Nascida a 10 de dezembro de 1920, em Techetchelnyk
, uma pequena aldeia da Ucrânia, Clarice, primeiro chamada Chaya, era filha caçula do casal de judeus Pinkouss e Mania Lispector, pouco depois do nascimento da filha resolveram vir para o Brasil a fim de escapar das consequências da Revolução de 1917
e da Primeira Guerra Mundial, cujos ecos perturbavam o cotidiano dos judeus, assolados por pogroms
.
Clarice nasce durante o percurso através da Europa que levaria a família ao Brasil. Assim, a família Lispector embarca para a América do Sul, onde tinham parentes no Nordeste, e trocam seus nomes judeus por outros, tipicamente brasileiros. Uma viagem sem volta, que trouxe para o nosso país aquela que seria uma de suas maiores escritoras.

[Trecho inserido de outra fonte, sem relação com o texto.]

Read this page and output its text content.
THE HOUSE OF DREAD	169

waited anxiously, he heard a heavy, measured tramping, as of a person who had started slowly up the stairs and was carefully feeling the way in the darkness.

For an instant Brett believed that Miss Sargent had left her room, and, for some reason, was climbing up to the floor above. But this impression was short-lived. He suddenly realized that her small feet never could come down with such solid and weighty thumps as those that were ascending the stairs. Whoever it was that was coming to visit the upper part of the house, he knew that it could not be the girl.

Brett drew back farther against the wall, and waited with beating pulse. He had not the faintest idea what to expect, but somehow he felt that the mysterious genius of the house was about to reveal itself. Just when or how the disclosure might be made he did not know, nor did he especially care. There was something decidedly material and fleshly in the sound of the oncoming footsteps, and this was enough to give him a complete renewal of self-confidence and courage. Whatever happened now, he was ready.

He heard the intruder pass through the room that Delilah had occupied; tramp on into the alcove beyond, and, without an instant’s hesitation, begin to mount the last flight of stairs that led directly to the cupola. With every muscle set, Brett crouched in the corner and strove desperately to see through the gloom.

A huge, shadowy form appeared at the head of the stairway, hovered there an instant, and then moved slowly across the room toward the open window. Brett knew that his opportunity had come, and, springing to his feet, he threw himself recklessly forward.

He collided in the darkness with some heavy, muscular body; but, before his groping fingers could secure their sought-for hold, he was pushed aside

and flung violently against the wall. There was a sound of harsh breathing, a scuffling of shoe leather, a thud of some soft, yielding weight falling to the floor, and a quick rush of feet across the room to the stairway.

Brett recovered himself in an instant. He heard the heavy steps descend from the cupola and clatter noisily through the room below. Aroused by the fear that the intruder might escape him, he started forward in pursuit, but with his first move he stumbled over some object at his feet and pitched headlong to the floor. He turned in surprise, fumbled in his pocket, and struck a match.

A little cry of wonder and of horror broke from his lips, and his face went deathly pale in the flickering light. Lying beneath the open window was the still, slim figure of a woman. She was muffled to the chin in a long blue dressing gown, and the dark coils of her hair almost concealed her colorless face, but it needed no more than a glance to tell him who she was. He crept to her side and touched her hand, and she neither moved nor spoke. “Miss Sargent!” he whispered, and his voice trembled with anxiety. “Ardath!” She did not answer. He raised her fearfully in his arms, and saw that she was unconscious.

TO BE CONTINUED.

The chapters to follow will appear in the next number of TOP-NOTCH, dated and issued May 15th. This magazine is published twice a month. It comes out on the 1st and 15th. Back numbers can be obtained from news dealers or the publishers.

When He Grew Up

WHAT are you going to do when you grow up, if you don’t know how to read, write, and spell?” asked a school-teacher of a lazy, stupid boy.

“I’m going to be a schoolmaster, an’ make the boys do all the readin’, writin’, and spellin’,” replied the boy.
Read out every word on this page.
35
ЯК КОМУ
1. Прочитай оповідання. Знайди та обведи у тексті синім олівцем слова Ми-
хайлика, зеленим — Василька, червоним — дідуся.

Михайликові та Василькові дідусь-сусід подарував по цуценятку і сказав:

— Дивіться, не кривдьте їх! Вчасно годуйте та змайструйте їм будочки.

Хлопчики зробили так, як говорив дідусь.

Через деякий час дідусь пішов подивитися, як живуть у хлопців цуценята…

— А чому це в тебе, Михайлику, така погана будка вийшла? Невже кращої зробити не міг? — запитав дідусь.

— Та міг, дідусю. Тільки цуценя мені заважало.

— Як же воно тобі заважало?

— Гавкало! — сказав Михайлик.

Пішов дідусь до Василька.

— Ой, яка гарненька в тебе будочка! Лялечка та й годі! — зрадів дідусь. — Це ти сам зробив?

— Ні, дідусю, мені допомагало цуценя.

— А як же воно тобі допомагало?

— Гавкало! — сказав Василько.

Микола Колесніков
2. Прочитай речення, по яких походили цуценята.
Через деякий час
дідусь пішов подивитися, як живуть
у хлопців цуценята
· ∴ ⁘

A família Lispector residiu por mais de três anos em Maceió, indo depois morar no Recife, onde Clarice e as irmãs mais velhas passaram toda a infância. Lá elas sofreram com a doença da mãe e com a pobreza que assolava os imigrantes que chegavam ao país nas duas primeiras décadas do século XX. Em sua infância no Recife, a menina Clarice e suas irmãs convivem com a doença da mãe que, paralítica, vive sob os cuidados do esposo e dos parentes mais próximos. Quando Clarice tinha nove anos, sua mãe morre e a menina passa a viver sob a proteção do pai e das irmãs mais velhas. Há rumores de que a doença da mãe tenha eclodido após o nascimento da filha mais nova, que carrrrega essa culpa por toda a vida.
"Eu, enfim, sou brasileira, pronto e ponto"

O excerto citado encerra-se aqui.